According to WordPress, my blog post about tips on landing a World Bank job as a JPA has been one of my most popular for 2011. So here is another attempt to share more information by means of answering some questions I got by email. With the email sender’s permission and request for anonymity (thus the “###” to replace some personal details), I am posting our email exchange below:
Hi, Andrew, I am “H”, one of the visitors of your blog.
Your blog indeed has alot of interesting information regarding the JPA programme as well as other development issues.
I have recently submitted my application for a JPA position and I would like to ask you how the selection process works.
I am assuming it would be very much competitive (I am not even sure how many candidates are competing for one position).
Would there be any written or technical tests if you are shortlisted? or would there be the first round interview right after you are shortlisted?
Is the selection committee responsible for the recruitment or the department that is recruiting is?
I am under 28, have a master’s degree in a relevant subject (MSc. in ### and B.A ###) and have done a number of internships at the ### and other international organizations as well as banking and finance sector (I guess there are 9999 more candidates with similar qualifications out there though).
I also have a ### contact (he is based in ### though) who is the ### representative to ### and ### in ###. Would it be okay to use him as my wb reference?
I am wondering how I could appeal my background and qualifications in order to get selected.
Thanks for the great info and will look forward to hearing back from you!
And here was my reply:
Thanks for visiting my blog and your interest in the JPA program.
It is indeed competitive (this is not to scare you) based on my experience, and like any job application. Out of curiosity, I remember asking my now-manager after the phone interview: How many applied for the job? He said he read 100 CVs. If I get my statistics right, that is 1% chance of getting accepted. I remind myself of this number every time I slip out of focus, which instantly nudges me back on track.

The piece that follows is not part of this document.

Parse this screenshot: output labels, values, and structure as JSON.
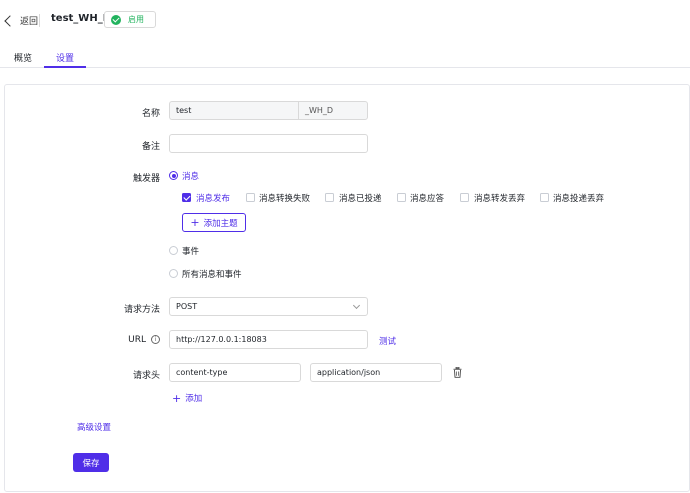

I would assume there is no standardized test employed in the selection process because the duties of JPAs vary widely depending on the background and expertise required by the unit in search of a JPA. The World Bank Group is a diverse organization which is in need of diverse professional backgrounds and expertise. My work at the GEF EO, for instance, require knowledge and background in the environment. Moreover, my position entails writing and online engagement skills, among others. So my ‘test’ was to write within 5 minutes a short paragraph to solicit inputs for a document from stakeholders (of course, the job entails MUCH more than that!). This test came with the first round of (phone) interview. Then there was the second/final round of interview.
The HR of the World Bank handles the recruitment/hiring process once you’ve been selected.
Based on your age and academic background (at least Bachelor’s degree), you are qualified to be a JPA. I don’t want to, and honestly, can’t ‘chance’ your acceptance for it’s a futile exercise. As you mentioned, there are 9999 other candidates and fellow applicants with the same qualifications (ok, maybe less, I think 9999 is for the YP Program) and you will be evaluated against them.
As to the reference, I would say include someone who can vouch for you and personally affirm your possession of skills to fulfill the job at hand. If your World Bank contact can do that, then by all means include him as a reference.
I wish you all the best. Let me know if you have any more questions!